With the recent upsurge in success stories about Deep Learning (DL) and the availability of both cheap hardware and open source software libraries, the general impression is it is easy to apply deep learning techniques to just about any problem and succeed by using generic, off-the-shelf methods. This is not usually the case.

The last blog from the ML team here ended with a famous quote from Sun Tzu:

“… if you know yourself and know your enemy, you will gain victory one
hundred out of a hundred. … if you do not know your enemy, you will meet one defeat for
every victory”.

Knowledge of data and domain expertise is what makes the difference between winning and failing. Yet, the perception from the media is the advances of Deep Learning render the latter claim void: you no longer need to know your data, you can just apply a little DL magic and your problem will be solved. This, however, lies far away from the reality we face every day as data scientists within the legal domain.

“When planning a victory according to my counsel, act according to the situation
and make use of external factors. To act according to the situation is to seize
the advantage by adapting one’s plan”

Sun Tzu, ‘Art of War’

To be clear, Deep Learning networks have enormous capacity and promise.
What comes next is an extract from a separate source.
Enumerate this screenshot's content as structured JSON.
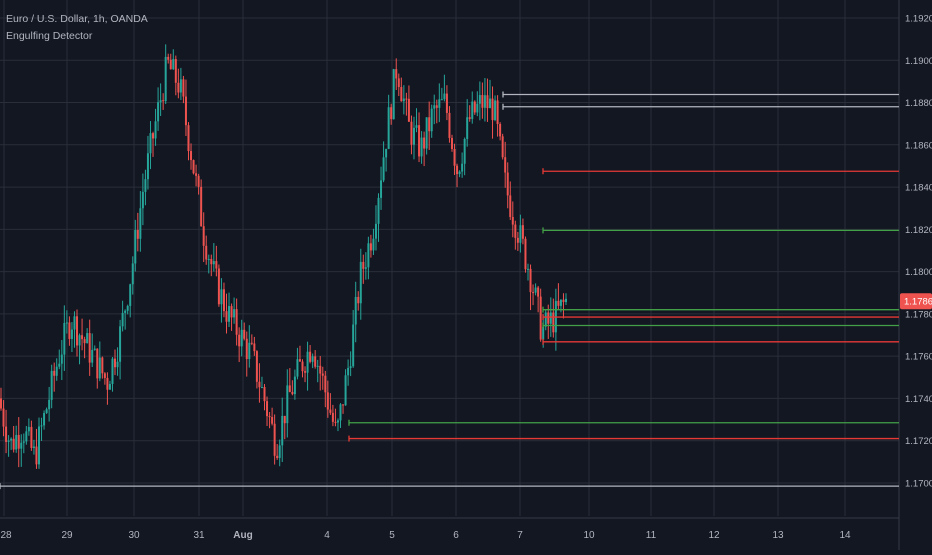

But this capacity implies that you need to design your networks carefully to be able to find the structure in your data, which in turn requires domain knowledge. You cannot use an out-of-the-box Convolutional Neural Network (CNN) model and expect state-of-the-art results. You cannot use standard sentiment classification networks and just create a winning movie review app. In order to succeed when applying DL methods to legal domain data, you truly need to understand it. This will give you knowledge to properly adapt your plan and tools to your task.
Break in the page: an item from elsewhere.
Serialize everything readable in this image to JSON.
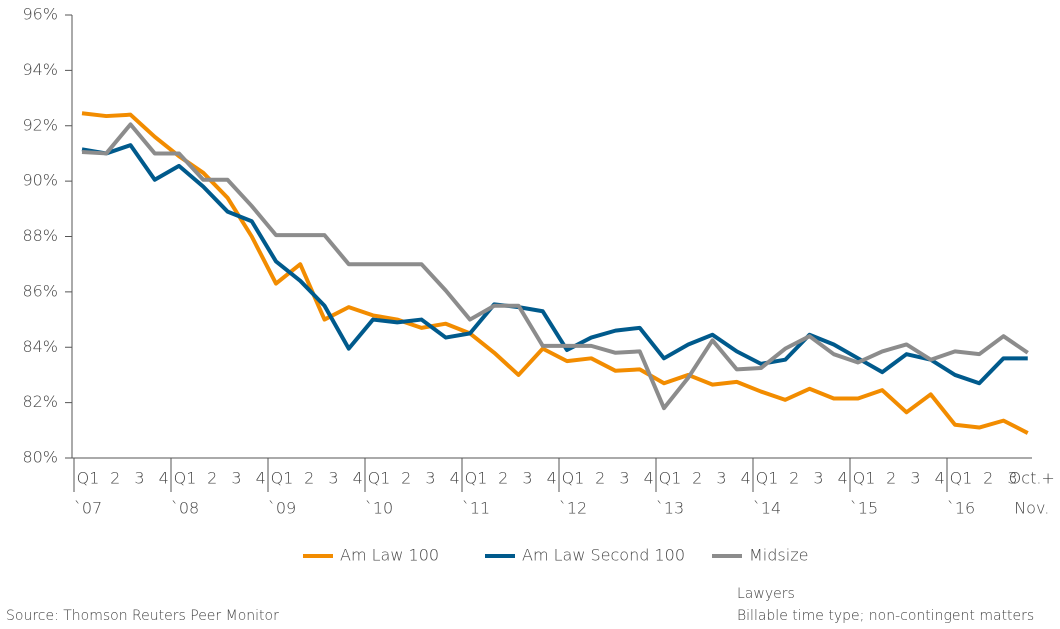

Arguably, one of the first triumphs in DL, was the pioneering work of LeCun et al, who built a Deep Learning model which could understand raw images. This was back in the 90’s. Twenty years later, Jeff Dean, head scientist at Google Brain states in this article:

“There are fundamental changes that will happen now that computer vision really works”.

Without question, the foundation for this victory is all the hard work, many lost battles and vast amounts of knowledge by numerous teams and experts.

“A general who recklessly underestimates the enemy is sure to be captured.”
Sun Tzu, ‘Art of War’

The state of DL methods for Natural Language Processing (NLP) is very different than that of image recognition. The problem in itself seems to be harder, since the structure of a language is more complicated than that of a picture.

For instance, in an image, the meaning of the data tends to be localized, thus to understand if a given pixel belongs to a nose or an ear of a human face, you need only to look at the pixels nearby. This is not the case with text, however. Words related to each other may end up far away from one another, yet this is not a hindrance for our brain to understand the text. Languages are neither uniform nor standardized. They have their quirks, where semantics is hidden in metaphors, idioms, colloquial expressions, not to mention the explicit obfuscation of meaning by complex embedded structures. Therefore, one should not underestimate the enemy and its traits.

Furthermore, in the visual domain, data is everywhere! Facebook, Flickr, Instagram, etc. are bombarded with millions of photos by users of the most diverse motives every day. In the legal domain, these kinds of volumes are much harder to come by, and the price tag is much higher. This scarcity of data means that it is all the more important to understand it and correctly handle it. In the realms of Deep Learning, this also entails that we carefully have to construct networks to be able to capture the meaning and structure of legal terms, clauses and documents.

“What tends not to work very well today, and is a very active area of research, is areas
where we don’t have very much example data of what we want the system to do, where you have very few labeled examples.”

Jeff Dean on Machine Learning Problems Yet to be Solved

The legal field is a perfect example in support of Dean’s statement. On one hand, the size of data where we have good, labeled examples of certain legal provisions can be far too small for training DL networks. One the other, the nature of contracts has another quirk as well — a provision consisting of only one sentence may or may not exist in a thousand-page contract. This renders our task of successfully finding the needle in the haystack with the highest precision a difficult one.

In order to address these problems, we have built a proprietary framework and environment to be able to easily conduct vast amounts of experiments. In our Machine Learning lab in Sweden we devise ways to work with and find successful solutions to many tricky and hard questions. Our machines work around the clock, constantly seeking to improve the latest results, both using state-of-the-art Deep Learning approaches as well as classic Machine Learning techniques. In the end, the framework automatically picks up to utilize the best models for a given task. But even with today’s advancements in computational power, these networks and models may take long time to train, often several days, and is not unusual for us to devise experiments that take weeks to finish.

Many results will be disappointing, many parameters will be useless, and many models will be unusable. But, sweet are the victories when everything falls, finally, into place and we achieve the desired result. The surviving models on this battlefield of Machine Learning, stand victorious and find their place into the latest release of our product, ready to be applied to customers’ data.